L'utilisation du passé (“Fidel était”, “Fidel faisait”) a agi comme un miroir où le présent se reflète de manière déformée. Et entre l'ironie et la colère, de nombreux utilisateurs ont découvert une idée partagée : la soi-disant “révolution” ne représente plus personne, elle défend uniquement les intérêts de ceux qui gouvernent un régime totalitaire.
De la défense à la décomposition
Les rares défenseurs du gouvernement ont tenté de sauver la rhétorique de « l'unité » et de « la sérénité ». Leurs commentaires ont été submergés par une avalanche de réponses.
“Les bêtes n'ont pas de sentiments”; “L'équanimité avec la faim n'existe pas”; “Unité ? D'abord, respectez”, ont répondu les internautes.
Le langage des lecteurs oscillait entre l'indignation morale et la critique politique. Beaucoup n'ont pas insulté ; ils ont rationné : “Un bon politicien n'a pas besoin d'avoir toutes les réponses, mais il doit avoir du respect”; “Ne nous parlez pas d'embargo économique quand l'embargo le plus cruel est le mépris quotidien”.
Cette dernière phrase — répétée et applaudie — résume ce que l'appareil officiel ne parvient jamais à comprendre : le problème n'est pas seulement matériel, il est moral.
« Le lit peut attendre. La dignité, non. »
Parmi les centaines de commentaires, cette phrase est devenue presque un emblème. Elle est apparue dans des répliques, des mèmes et des hashtags.
Quelqu'un l'a écrite en majuscules : « LE LIT PEUT ATTENDRE. LA DIGNITÉ NON. » D'autres l'ont adoptée comme une conclusion dans leurs profils personnels, une sorte de cri de respect de soi.
L'épisode a transcendé l'anecdote et est devenu une métaphore : le lit représentait le matériel ; la dignité, ce que le peuple sentait qu'on lui avait volé.
Le miroir numérique
La publication de 'Chapeando bajito' s'est finalement transformée en un portrait involontaire du pays réel : un espace où les gens parlent sans autorisation, où la peur se fracture et l'ironie devient un argument.
“Nous ne sommes pas l'ennemi, nous sommes ceux qui ne veulent plus se taire”; “Avant, ils nous trompaient avec des discours. Maintenant, nous avons Internet”; “Mettez la vidéo et taisez-vous”.
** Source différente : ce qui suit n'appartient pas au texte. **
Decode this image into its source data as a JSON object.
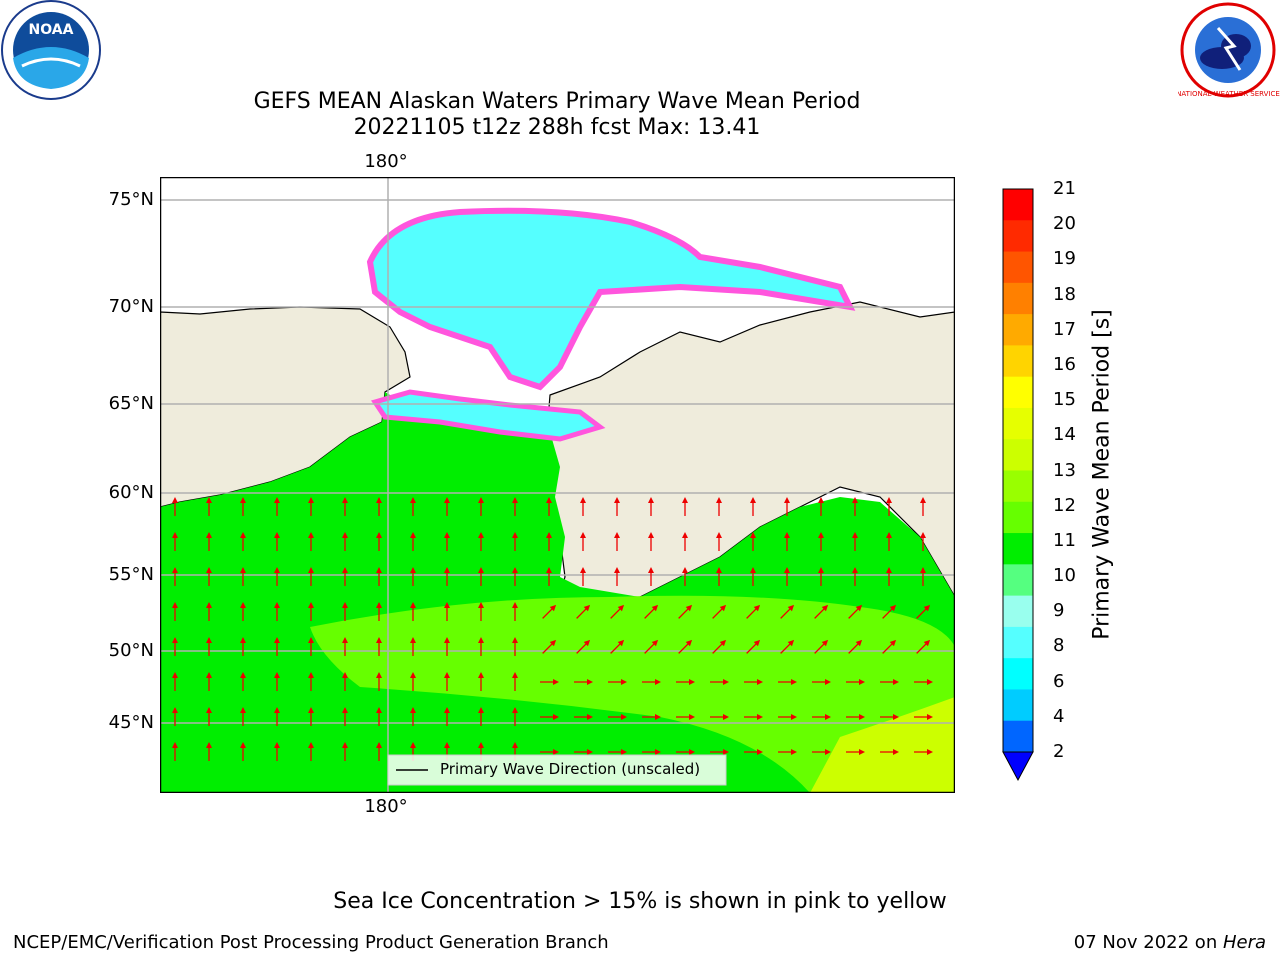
{
  "header": {
    "title_line1": "GEFS MEAN Alaskan Waters Primary Wave Mean Period",
    "title_line2": "20221105 t12z 288h fcst   Max: 13.41"
  },
  "logos": {
    "noaa_text": "NOAA",
    "nws_text": "NATIONAL WEATHER SERVICE"
  },
  "map": {
    "lon_label_top": "180°",
    "lon_label_bottom": "180°",
    "lat_labels": [
      "75°N",
      "70°N",
      "65°N",
      "60°N",
      "55°N",
      "50°N",
      "45°N"
    ],
    "legend_label": "Primary Wave Direction (unscaled)"
  },
  "colorbar": {
    "label": "Primary Wave Mean Period [s]",
    "ticks": [
      "21",
      "20",
      "19",
      "18",
      "17",
      "16",
      "15",
      "14",
      "13",
      "12",
      "11",
      "10",
      "9",
      "8",
      "6",
      "4",
      "2"
    ],
    "colors": [
      "#ff0000",
      "#ff2a00",
      "#ff5500",
      "#ff8000",
      "#ffaa00",
      "#ffd400",
      "#ffff00",
      "#e6ff00",
      "#ccff00",
      "#99ff00",
      "#66ff00",
      "#00ee00",
      "#55ff80",
      "#99ffee",
      "#55ffff",
      "#00ffff",
      "#00ccff",
      "#0066ff"
    ]
  },
  "colors": {
    "land": "#efecdc",
    "ocean_main": "#00ee00",
    "ocean_light": "#66ff00",
    "ice": "#55ffff",
    "ice_edge": "#ff55dd",
    "arrow": "#ee0000"
  },
  "caption": "Sea Ice Concentration > 15% is shown in pink to yellow",
  "footer": {
    "left": "NCEP/EMC/Verification Post Processing Product Generation Branch",
    "right_plain": "07 Nov 2022 on ",
    "right_italic": "Hera"
  }
}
La censure n'a pas réussi à freiner le raz-de-marée. Les commentaires les plus critiques ont disparu de la page en quelques heures, mais de nombreux utilisateurs les avaient copiés auparavant. L'effet a été l'opposé de celui recherché : la tentative de cacher n'a fait que multiplier l'indignation.
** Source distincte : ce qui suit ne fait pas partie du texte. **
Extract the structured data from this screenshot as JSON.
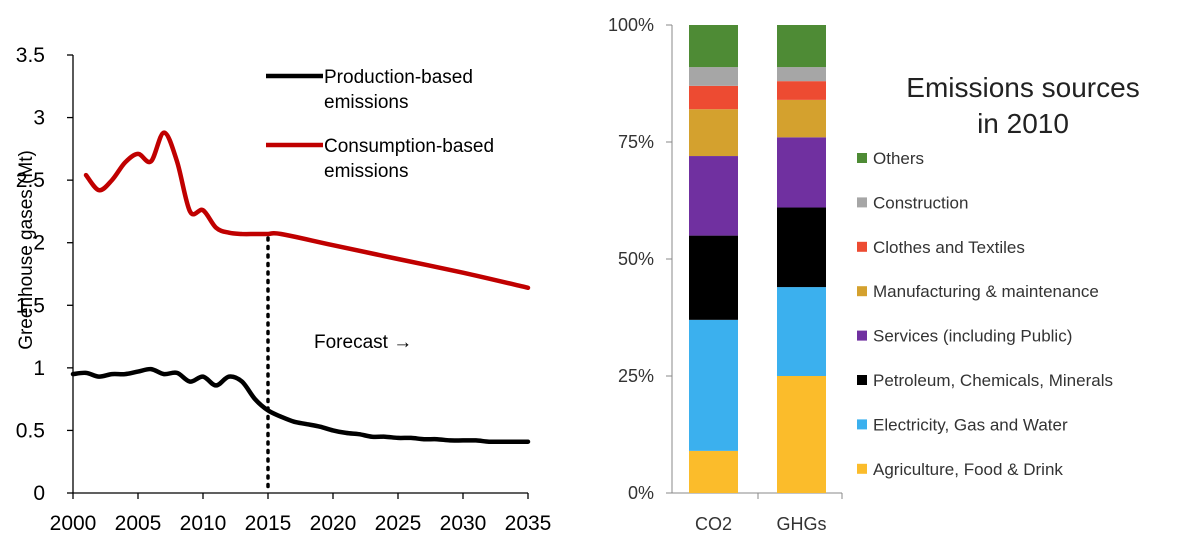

Un échec sur son propre terrain
L'affaire 'Chapeando bajito' a montré quelque chose que le pouvoir cubain ne sait toujours pas gérer : la perte du monopole émotionnel.
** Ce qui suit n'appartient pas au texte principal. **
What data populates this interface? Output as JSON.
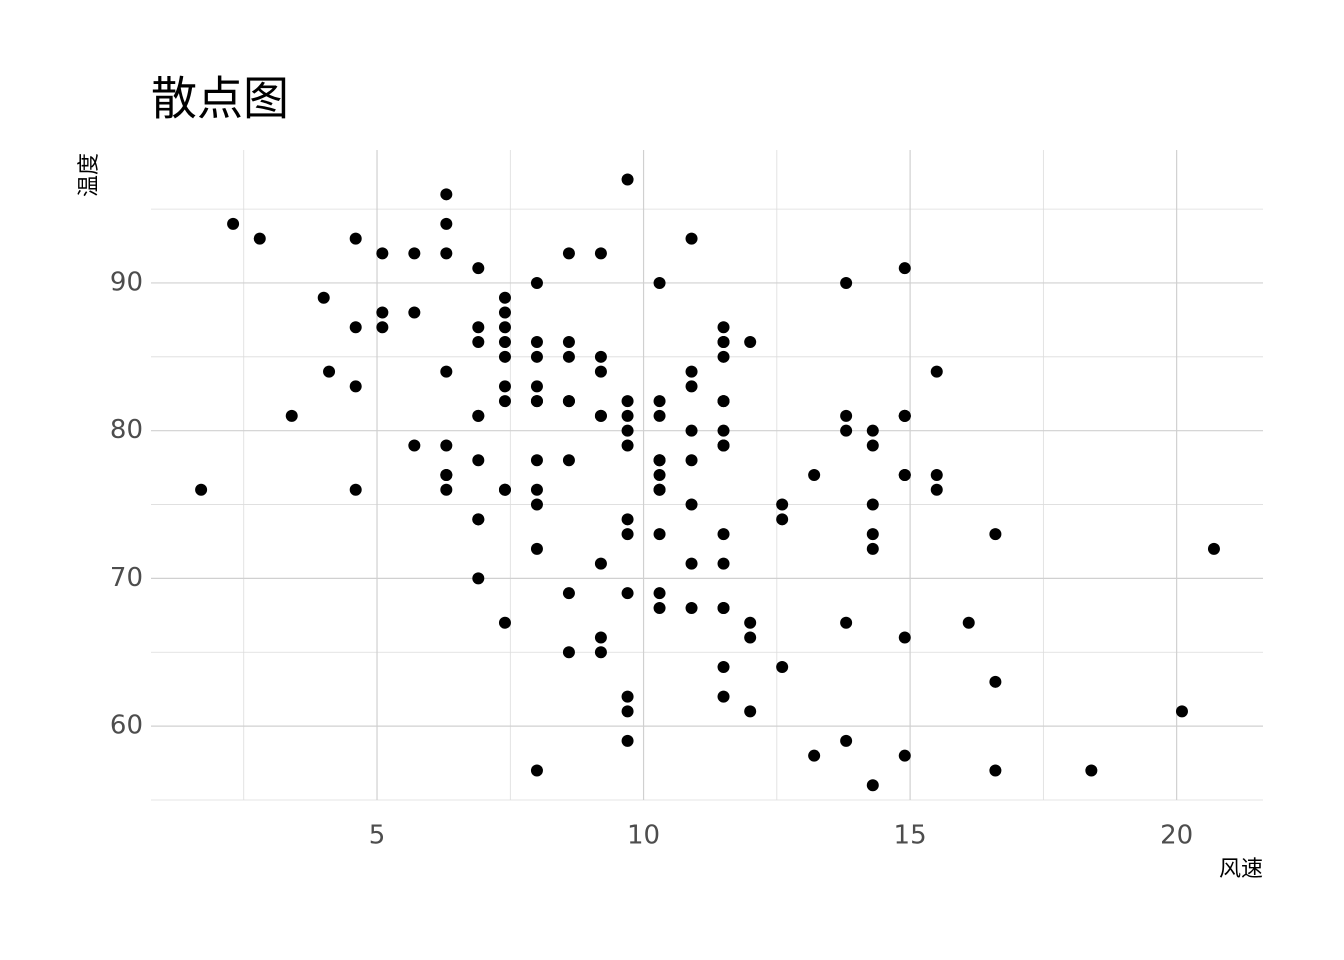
{
  "chart_data": {
    "type": "scatter",
    "title": "散点图",
    "x_label": "风速",
    "y_label": "温度",
    "color": "#000000",
    "grid": true,
    "xlim": [
      0.76,
      21.62
    ],
    "ylim": [
      55.0,
      99.0
    ],
    "xticks": [
      5,
      10,
      15,
      20
    ],
    "yticks": [
      60,
      70,
      80,
      90
    ],
    "x_minor_grid": [
      2.5,
      7.5,
      12.5,
      17.5
    ],
    "y_minor_grid": [
      55,
      65,
      75,
      85,
      95
    ],
    "x": [
      7.4,
      8.0,
      12.6,
      11.5,
      14.3,
      14.9,
      8.6,
      13.8,
      20.1,
      8.6,
      6.9,
      9.7,
      9.2,
      10.9,
      13.2,
      11.5,
      12.0,
      18.4,
      11.5,
      9.7,
      9.7,
      16.6,
      9.7,
      12.0,
      16.6,
      14.9,
      8.0,
      12.0,
      14.9,
      5.7,
      7.4,
      8.6,
      9.7,
      16.1,
      9.2,
      8.6,
      14.3,
      9.7,
      6.9,
      13.8,
      11.5,
      10.9,
      9.2,
      8.0,
      13.8,
      11.5,
      14.9,
      20.7,
      9.2,
      11.5,
      10.3,
      6.3,
      1.7,
      4.6,
      6.3,
      8.0,
      8.0,
      10.3,
      11.5,
      14.9,
      8.0,
      4.1,
      9.2,
      9.2,
      10.9,
      4.6,
      10.9,
      5.1,
      6.3,
      5.7,
      7.4,
      8.6,
      14.3,
      14.9,
      14.9,
      14.3,
      6.9,
      10.3,
      6.3,
      5.1,
      11.5,
      6.9,
      9.7,
      11.5,
      8.6,
      8.0,
      8.6,
      12.0,
      7.4,
      7.4,
      7.4,
      9.2,
      6.9,
      13.8,
      7.4,
      6.9,
      7.4,
      4.6,
      4.0,
      10.3,
      8.0,
      8.6,
      11.5,
      11.5,
      11.5,
      9.7,
      11.5,
      10.3,
      6.3,
      7.4,
      10.9,
      10.3,
      15.5,
      14.3,
      12.6,
      9.7,
      3.4,
      8.0,
      5.7,
      9.7,
      2.3,
      6.3,
      6.3,
      6.9,
      5.1,
      2.8,
      4.6,
      7.4,
      15.5,
      10.9,
      10.3,
      10.9,
      9.7,
      14.9,
      15.5,
      6.3,
      10.9,
      11.5,
      6.9,
      13.8,
      10.3,
      10.3,
      8.0,
      12.6,
      9.2,
      10.3,
      10.3,
      16.6,
      6.9,
      13.2,
      14.3,
      8.0,
      11.5
    ],
    "values": [
      67,
      72,
      74,
      62,
      56,
      66,
      65,
      59,
      61,
      69,
      74,
      69,
      66,
      68,
      58,
      64,
      66,
      57,
      68,
      62,
      59,
      73,
      61,
      61,
      57,
      58,
      57,
      67,
      81,
      79,
      76,
      78,
      74,
      67,
      84,
      85,
      79,
      82,
      87,
      90,
      87,
      93,
      92,
      82,
      80,
      79,
      77,
      72,
      65,
      73,
      76,
      77,
      76,
      76,
      76,
      75,
      78,
      73,
      80,
      77,
      83,
      84,
      85,
      81,
      84,
      83,
      83,
      88,
      92,
      92,
      89,
      82,
      73,
      81,
      91,
      80,
      81,
      82,
      84,
      87,
      85,
      74,
      81,
      82,
      86,
      85,
      82,
      86,
      88,
      86,
      83,
      81,
      81,
      81,
      82,
      86,
      85,
      87,
      89,
      90,
      90,
      92,
      86,
      86,
      82,
      80,
      79,
      77,
      79,
      76,
      78,
      78,
      77,
      72,
      75,
      79,
      81,
      86,
      88,
      97,
      94,
      96,
      94,
      91,
      92,
      93,
      93,
      87,
      84,
      80,
      78,
      75,
      73,
      81,
      76,
      77,
      71,
      71,
      78,
      67,
      76,
      68,
      82,
      64,
      71,
      81,
      69,
      63,
      70,
      77,
      75,
      76,
      68
    ]
  }
}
Durante décadas, el Estado dictó qué sentir: gratitud, resistencia, fe. Ahora, el pueblo responde con ironía, lucidez y dolor.
Sur son propre mur, le régime a entendu ce qu'il n'a jamais voulu entendre : que son discours ne convainc plus, que l'empathie ne se fabrique pas avec des slogans, et qu'aucun démenti ne peut effacer la vérité d'un geste.
“Ce n'était pas ce qu'il a dit. C'était comment il l'a dit. Et ce comment, il dit tout”.